邵白羽微微一笑,嫻熟地從竹筒里抽出一根毛筆,放在鼻下端詳“羊毫,湘妃竹,雖然無鑲嵌,但也算極品了。”他端平手,用筆尖蘸墨“徽墨,橙泥硯,很巧妙的搭配,我喜歡。”
“呵呵,反正我一直以來都是一支狼毫行天下的。”
“一個小小的樊村大夫,還行天下呢。”
“切,我沒來樊村之前,可是走過很多地方呢,你懂啥啊。”
“好啊,那你就說說,自己都去過哪些地方啊。”
“那時太小,想不起名字。”
“胡吹牛皮。”
“我真的去過很多地方。”沈飛本想說自己從羅剎國,一路走到蜀山腳下,自然是去過許多地方的,但是猛想起黑衣人臨別時的告誡,就沒說出來,他縮了縮脖子,低頭環顧身后諸人,尋找是否有人在暗地里監視自己。

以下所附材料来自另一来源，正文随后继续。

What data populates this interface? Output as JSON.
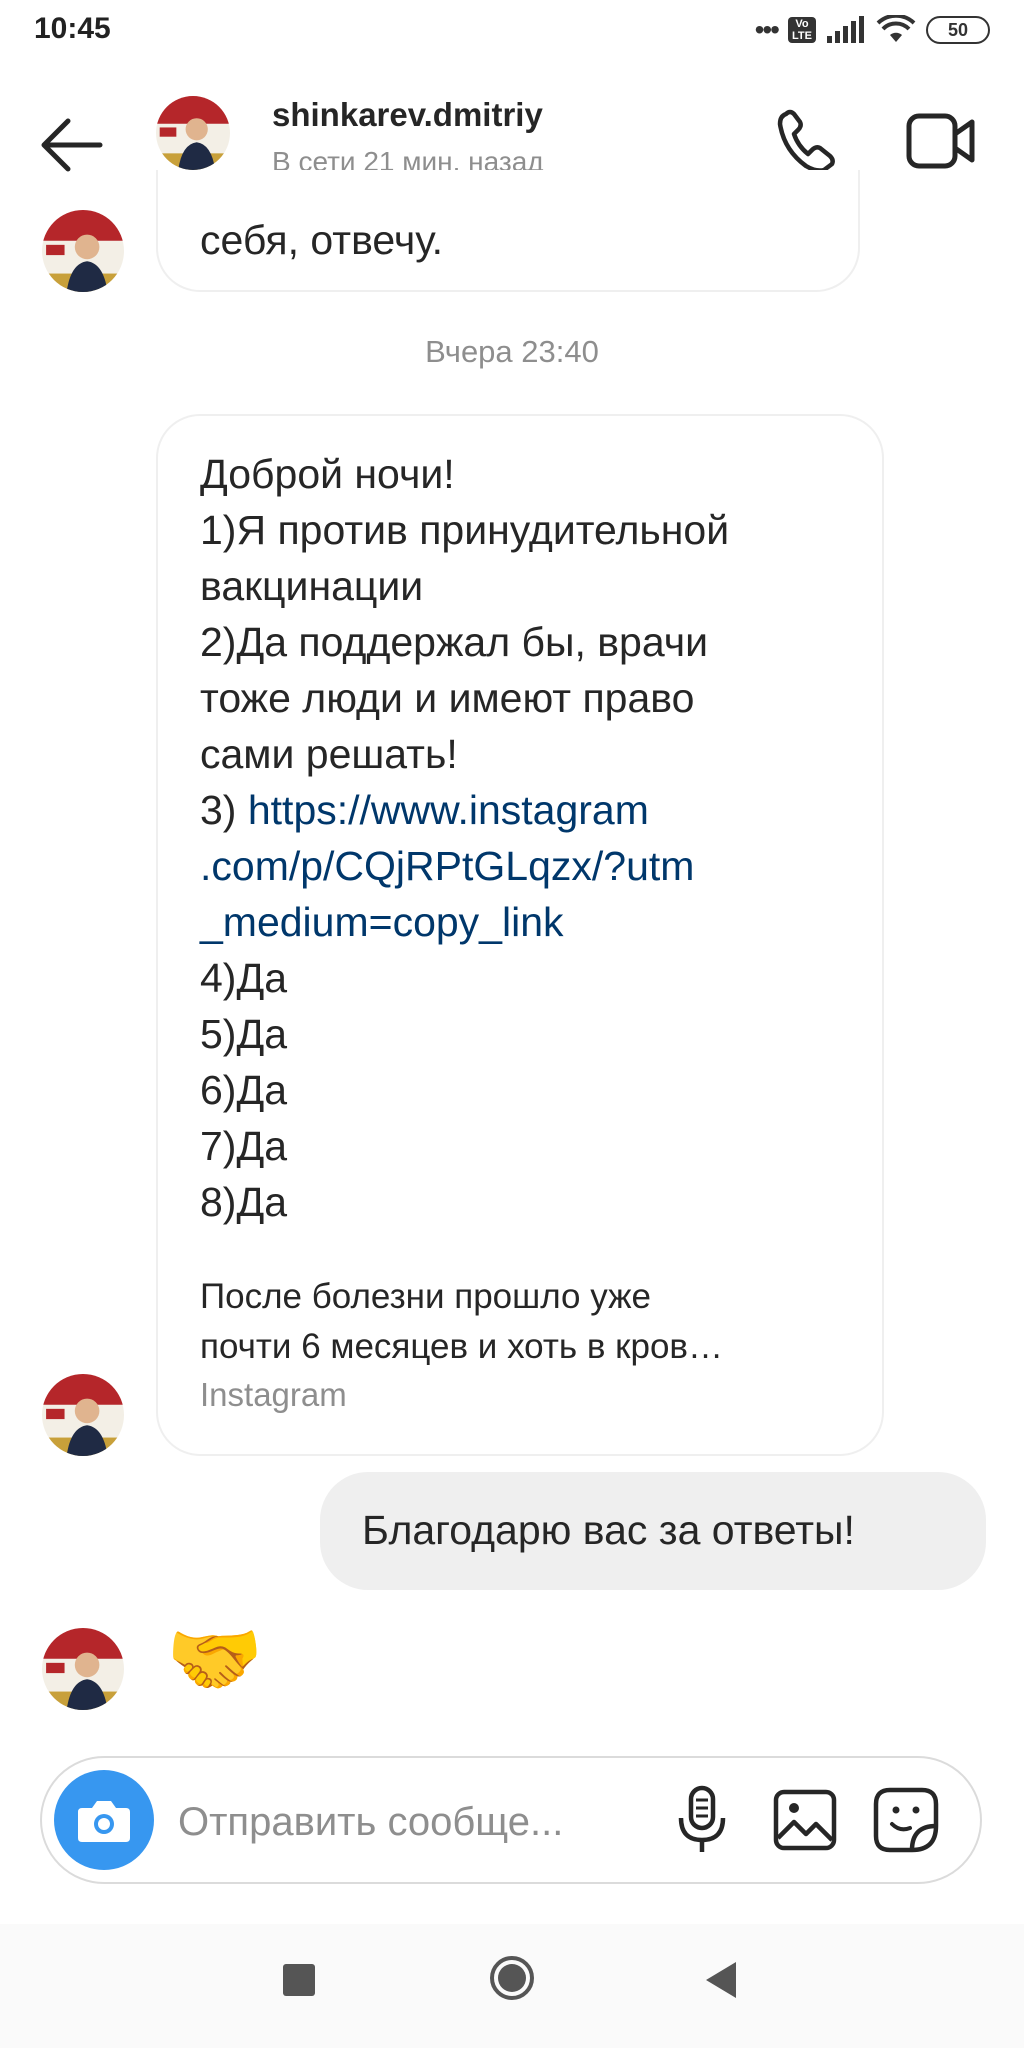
{
  "status_bar": {
    "time": "10:45",
    "signal_dots": "•••",
    "volte": "Vo\nLTE",
    "battery": "50"
  },
  "header": {
    "username": "shinkarev.dmitriy",
    "status": "В сети 21 мин. назад",
    "icons": {
      "back": "back-arrow-icon",
      "call": "phone-icon",
      "video": "video-camera-icon"
    }
  },
  "conversation": {
    "partial_message": "себя, отвечу.",
    "timestamp": "Вчера 23:40",
    "long_message": {
      "lines": [
        "Доброй ночи!",
        "1)Я против принудительной",
        "вакцинации",
        "2)Да поддержал бы, врачи",
        "тоже люди и имеют право",
        "сами решать!"
      ],
      "link_prefix": "3) ",
      "link_lines": [
        "https://www.instagram",
        ".com/p/CQjRPtGLqzx/?utm",
        "_medium=copy_link"
      ],
      "answers": [
        "4)Да",
        "5)Да",
        "6)Да",
        "7)Да",
        "8)Да"
      ],
      "preview": {
        "line1": "После болезни прошло уже",
        "line2": "почти 6 месяцев и хоть в кров…",
        "source": "Instagram"
      }
    },
    "outgoing_message": "Благодарю вас за ответы!",
    "emoji_message": "🤝"
  },
  "composer": {
    "placeholder": "Отправить сообще...",
    "icons": {
      "camera": "camera-icon",
      "mic": "microphone-icon",
      "image": "gallery-icon",
      "sticker": "sticker-icon"
    }
  },
  "colors": {
    "accent": "#3797f0",
    "link": "#00376b",
    "secondary_text": "#8e8e8e",
    "outgoing_bubble": "#efefef"
  }
}
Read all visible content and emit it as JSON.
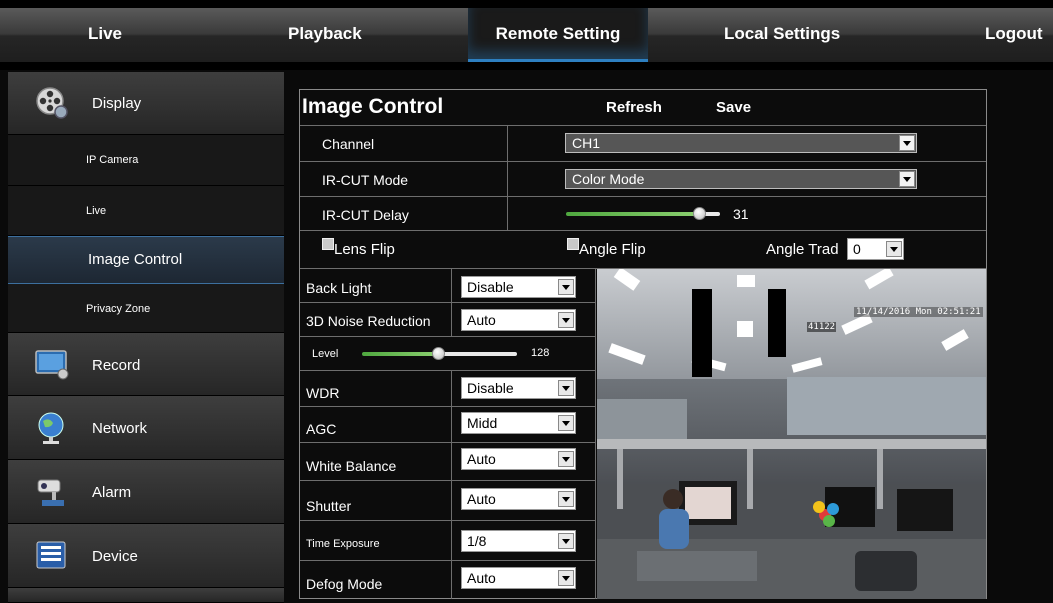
{
  "topnav": {
    "tabs": [
      {
        "label": "Live"
      },
      {
        "label": "Playback"
      },
      {
        "label": "Remote Setting",
        "active": true
      },
      {
        "label": "Local Settings"
      },
      {
        "label": "Logout"
      }
    ]
  },
  "sidebar": {
    "items": [
      {
        "label": "Display",
        "icon": "film-reel-icon",
        "level": "main"
      },
      {
        "label": "IP Camera",
        "level": "sub"
      },
      {
        "label": "Live",
        "level": "sub"
      },
      {
        "label": "Image Control",
        "level": "sub",
        "active": true
      },
      {
        "label": "Privacy Zone",
        "level": "sub"
      },
      {
        "label": "Record",
        "icon": "monitor-icon",
        "level": "main"
      },
      {
        "label": "Network",
        "icon": "globe-icon",
        "level": "main"
      },
      {
        "label": "Alarm",
        "icon": "security-camera-icon",
        "level": "main"
      },
      {
        "label": "Device",
        "icon": "hard-drive-icon",
        "level": "main"
      }
    ]
  },
  "panel": {
    "title": "Image Control",
    "refresh_label": "Refresh",
    "save_label": "Save",
    "channel": {
      "label": "Channel",
      "value": "CH1"
    },
    "ircut_mode": {
      "label": "IR-CUT Mode",
      "value": "Color Mode"
    },
    "ircut_delay": {
      "label": "IR-CUT Delay",
      "value": "31",
      "fraction": 0.88
    },
    "lens_flip": {
      "label": "Lens Flip",
      "checked": false
    },
    "angle_flip": {
      "label": "Angle Flip",
      "checked": false
    },
    "angle_trad": {
      "label": "Angle Trad",
      "value": "0"
    },
    "back_light": {
      "label": "Back Light",
      "value": "Disable"
    },
    "noise_reduction": {
      "label": "3D Noise Reduction",
      "value": "Auto"
    },
    "level": {
      "label": "Level",
      "value": "128",
      "fraction": 0.5
    },
    "wdr": {
      "label": "WDR",
      "value": "Disable"
    },
    "agc": {
      "label": "AGC",
      "value": "Midd"
    },
    "white_balance": {
      "label": "White Balance",
      "value": "Auto"
    },
    "shutter": {
      "label": "Shutter",
      "value": "Auto"
    },
    "time_exposure": {
      "label": "Time Exposure",
      "value": "1/8"
    },
    "defog_mode": {
      "label": "Defog Mode",
      "value": "Auto"
    }
  },
  "video": {
    "timestamp": "11/14/2016 Mon 02:51:21",
    "id_label": "41122"
  },
  "colors": {
    "accent": "#2d7fc0",
    "slider_green": "#6cc04a"
  }
}
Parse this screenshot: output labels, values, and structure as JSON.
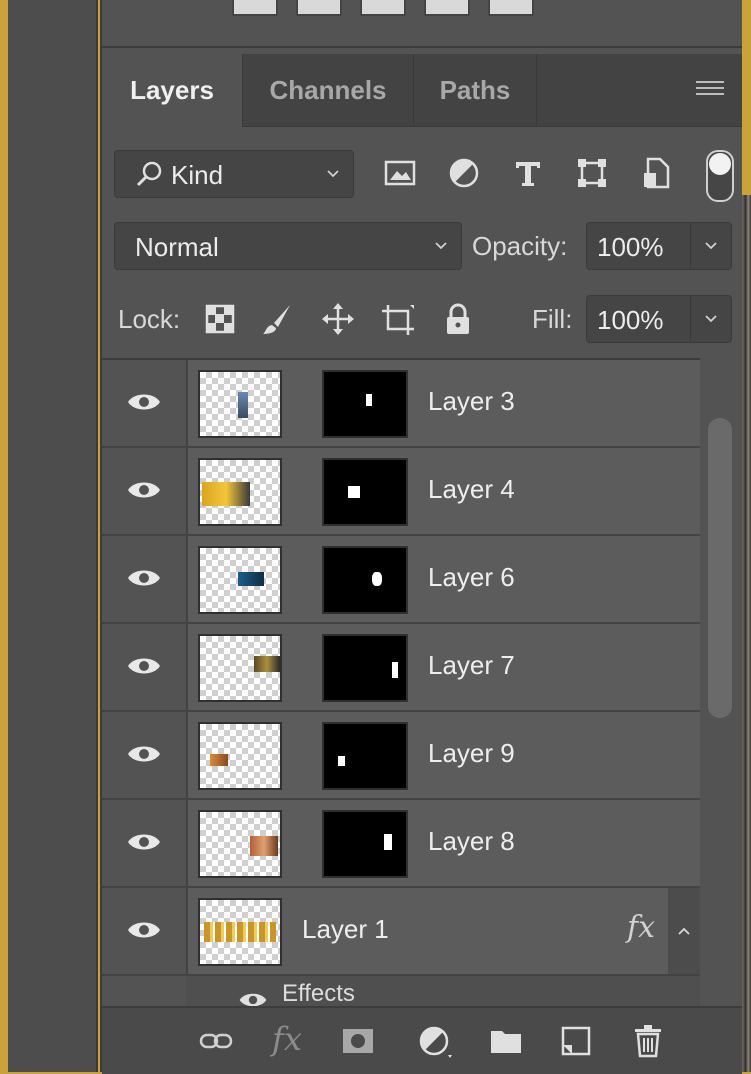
{
  "tabs": [
    {
      "label": "Layers",
      "active": true
    },
    {
      "label": "Channels",
      "active": false
    },
    {
      "label": "Paths",
      "active": false
    }
  ],
  "filter": {
    "kind_label": "Kind",
    "icons": [
      "image-filter-icon",
      "adjustment-filter-icon",
      "type-filter-icon",
      "shape-filter-icon",
      "smart-object-filter-icon"
    ],
    "toggle_on": true
  },
  "blend": {
    "mode": "Normal",
    "opacity_label": "Opacity:",
    "opacity_value": "100%"
  },
  "lock": {
    "label": "Lock:",
    "icons": [
      "lock-transparent-pixels-icon",
      "lock-image-pixels-icon",
      "lock-position-icon",
      "lock-artboard-icon",
      "lock-all-icon"
    ],
    "fill_label": "Fill:",
    "fill_value": "100%"
  },
  "layers": [
    {
      "name": "Layer 3",
      "visible": true,
      "has_mask": true
    },
    {
      "name": "Layer 4",
      "visible": true,
      "has_mask": true
    },
    {
      "name": "Layer 6",
      "visible": true,
      "has_mask": true
    },
    {
      "name": "Layer 7",
      "visible": true,
      "has_mask": true
    },
    {
      "name": "Layer 9",
      "visible": true,
      "has_mask": true
    },
    {
      "name": "Layer 8",
      "visible": true,
      "has_mask": true
    },
    {
      "name": "Layer 1",
      "visible": true,
      "has_mask": false,
      "fx": "fx",
      "effects_label": "Effects"
    }
  ],
  "bottom_bar": {
    "fx": "fx",
    "icons": [
      "link-layers-icon",
      "add-style-icon",
      "add-mask-icon",
      "new-adjustment-icon",
      "new-group-icon",
      "new-layer-icon",
      "delete-layer-icon"
    ]
  },
  "colors": {
    "panel_bg": "#535353",
    "tab_bar_bg": "#434343",
    "layer_row_bg": "#5c5c5c",
    "frame_gold": "#c9a23b"
  }
}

確認安全后,沈飛安心地拍了拍胸脯,暗道他的女人還在氣吞山河卷里睡著呢,我怕什么。
三人雞一嘴,鴨一嘴的說個沒完,后面的學生不堪其擾,紛紛收拾行囊,坐到更靠后的座位上去了,三人成了沖在最前方的孤島,身后兩排座位空空如也。
莫君如看見了,不憤地道“白羽哥哥,他們好像躲瘟神一樣,躲著咱們呢。”
“隨他們去吧。”邵白羽抓起立在腳邊的鴻鵠劍,平擱在桌上,“這玄青殿真是大,容納這么多人,也不覺得擁擠。”
“是啊,雕梁玉柱,珠光寶氣,極盡恢宏。”沈飛伸了個大大的懶腰,“能坐在這樣華貴的地方學習,就算死也值了。”
“呵呵,跟我混,必定長命百歲的。”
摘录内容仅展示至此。